Serbien
Die Hinweise auf den Einsatz einer Schallkanone gegen Demonstranten verdichten sich
Was holte in Belgrad die Teilnehmer der Großdemonstration gegen die Korruption von den Beinen? Serbiens Innenministerium räumt mittlerweile die Anschaffung sogenannter Schallkanonen ein, dementiert aber weiterhin deren illegalen Einsatz.
Vor einer Woche zogen Zehntausende Menschen gegen die im Land grassierende Korruption durch die Straßen Belgrads – und wurden zum Teil offenbar mit Schallkanonen beschossen Foto: AFP/Andrej Isakovic
Von der mysteriösen Schallattacke am vergangenen Samstag hat sich die Belgrader Studentin Sanja bis heute nicht erholt. Die seitdem von ihr aufgesuchten Ärzte konstatierten in ihren von der Zeitung Nova veröffentlichten Attesten eine Blutung im Mittelohr, eine veränderte Struktur des Trommelfells, starke Kopfschmerzen, Augenlidzittern und das anhaltende Vernehmen von Summgeräuschen.
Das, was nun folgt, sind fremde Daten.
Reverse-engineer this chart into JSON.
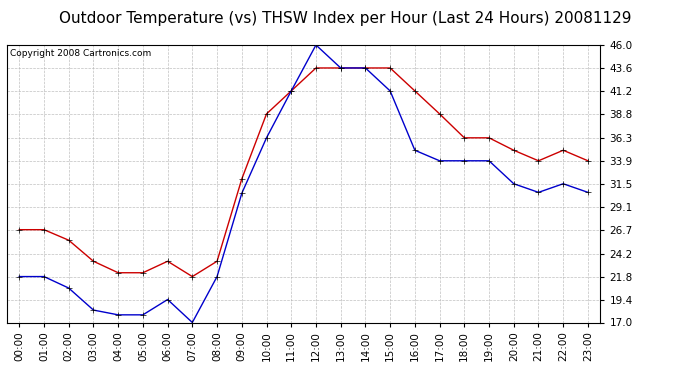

Mit ihren Beschwerden ist die junge Frau, deren Familiennamen die Zeitung aus Sicherheitsgründen nicht veröffentlichte, keineswegs allein: Es verdichten sich die Hinweise, dass Serbiens Sicherheitsdienste bei der Großdemonstration eine sogenannte „Schallkanone“ zum Einsatz gebracht haben könnten.